Daher muss der Philosoph nicht nur über eine scharfe und entwickelte Intelligenz verfügen, sondern es ist unabdingbar, dass er eine reiche, kraftvolle und starke Persönlichkeit hat, in der die ganze Wirklichkeit weithin widerhallen kann. Um diese Stärke und Tiefe der Persönlichkeit zu erreichen, scheint es mir nützlich zu sein, dass Du neben den eigentlichen philosophischen Studien, über die ich später sprechen werde, Deinen Geist im Kontakt mit den großen Werken kultivierst, in denen bestimmte grundlegende Eigenschaften der menschlichen Seele zum Ausdruck kommen und deren häufiger Besuch eine unübertreffliche Erweiterung des Blicks auf alle Probleme bewirkt. Virgil, Dante, Shakespeare, die französischen Klassiker, sind in diesem Sinne zu verstehen. Nicht, dass sie untadelig wären, wohlgemerkt. Aber in ihnen allen fließt der herrliche Atem, der den Menschen groß macht.

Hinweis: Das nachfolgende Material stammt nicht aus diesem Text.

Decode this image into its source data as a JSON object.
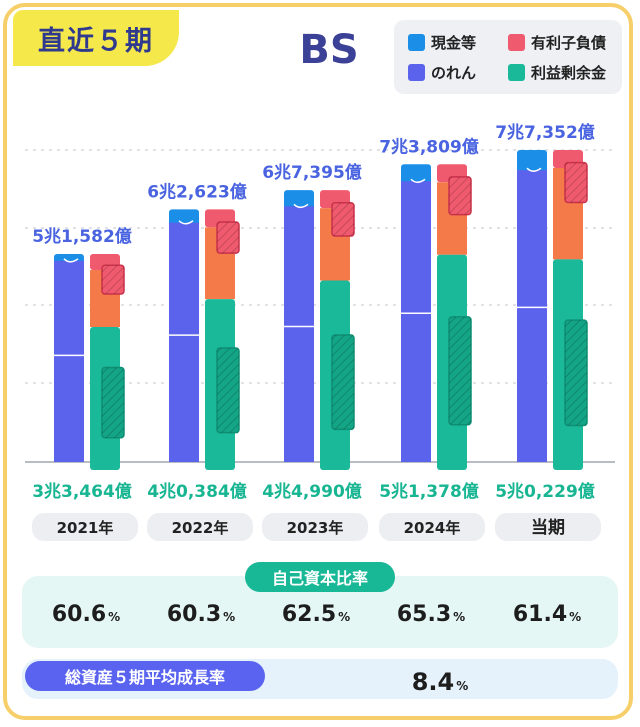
{
  "period_tag": "直近５期",
  "title": "BS",
  "legend": [
    {
      "label": "現金等",
      "color": "#1b8fe8"
    },
    {
      "label": "有利子負債",
      "color": "#f05a6e"
    },
    {
      "label": "のれん",
      "color": "#5b63ec"
    },
    {
      "label": "利益剰余金",
      "color": "#19b999"
    }
  ],
  "colors": {
    "cash": "#1b8fe8",
    "goodwill": "#5b63ec",
    "other_assets": "#5b63ec",
    "debt": "#f05a6e",
    "other_liab": "#f47a4a",
    "retained": "#19b999",
    "equity_other": "#19b999",
    "top_label": "#4a63e0",
    "bottom_label": "#17b591"
  },
  "chart_data": {
    "type": "bar",
    "categories": [
      "2021年",
      "2022年",
      "2023年",
      "2024年",
      "当期"
    ],
    "total_assets_labels": [
      "5兆1,582億",
      "6兆2,623億",
      "6兆7,395億",
      "7兆3,809億",
      "7兆7,352億"
    ],
    "total_assets": [
      51582,
      62623,
      67395,
      73809,
      77352
    ],
    "equity_labels": [
      "3兆3,464億",
      "4兆0,384億",
      "4兆4,990億",
      "5兆1,378億",
      "5兆0,229億"
    ],
    "equity": [
      33464,
      40384,
      44990,
      51378,
      50229
    ],
    "series": [
      {
        "name": "現金等",
        "values": [
          1700,
          3300,
          4000,
          4200,
          5000
        ]
      },
      {
        "name": "のれん",
        "values": [
          22400,
          27000,
          28000,
          31000,
          34000
        ]
      },
      {
        "name": "有利子負債",
        "values": [
          13000,
          14000,
          15000,
          17000,
          18000
        ]
      },
      {
        "name": "利益剰余金",
        "values": [
          30000,
          36000,
          41000,
          47000,
          46000
        ]
      }
    ],
    "unit": "億"
  },
  "ratios": {
    "title": "自己資本比率",
    "values": [
      "60.6",
      "60.3",
      "62.5",
      "65.3",
      "61.4"
    ],
    "unit": "%"
  },
  "growth": {
    "title": "総資産５期平均成長率",
    "value": "8.4",
    "unit": "%"
  }
}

Ich sage auch nicht, dass Du solche Werke systematisch studieren solltest. Weit gefehlt. Es geht nicht darum, zu studieren, eine Aufgabe zu erfüllen, sondern zu genießen, zu verkosten. Wähle unter ihnen diejenige aus, die Dir am besten gefallen. Du kannst auch variieren, indem Du mal bei einer Passage des einen, mal bei einer Passage des anderen Textes eine Pause einlegst. Die Freiheit ist vollständig. Wichtig ist es, dass sie im Original gelesen werden.

Es ist nicht nur die Lektüre großer literarischer Werke, die zum angestrebten Ziel führt, sondern auch die Betrachtung großer Gemälde und das Hören der Musik großer Meister wie Bach oder Händel. Bei alledem muss jedoch jeder seiner eigenen Neigung folgen, und ich möchte hier eher vorschlagen als beeinflussen.

Der hl. Thomas ist klarer als viele seiner Kommentatoren

Um nun zu Deinen Studien zu kommen, muss ich sagen, dass ich die Unzufriedenheit und Verwirrung, die einige zeitgenössische Autoren, die sich als Thomisten ausgeben, bei Dir hervorgerufen haben, voll und ganz verstehe. Diese Autoren sind weder echte Philosophen noch Thomisten, und das Beste, was Du tun kannst, ist, sie vorerst beiseite zu lassen. Sie können Deinen Verstand nur verwirren und Dich auf gefährliche Pfade führen.

Was Maritain betrifft, so ist er nur ein Vulgärwissenschaftler mit literarischen Qualitäten, aber ohne wissenschaftliche Seriosität. Diejenigen, die ihm folgen, sind oberflächliche Mentalitäten, die sich von seinen lyrisch-metaphysischen Formeln befriedigen und einlullen lassen, die einer genaueren Analyse nicht standhalten, weil sie bald die Ungenauigkeiten, Zweifel und Zweideutigkeiten offenbaren, mit denen sie beladen sind. Als ich in Deinem Alter war, gestehe ich, dass ich mich verführen ließ, weil sie meine Empfindsamkeit anregten. Aber Gott schenkte mir die Gnade, rechtzeitig zu erkennen, welches Gift sie enthielten.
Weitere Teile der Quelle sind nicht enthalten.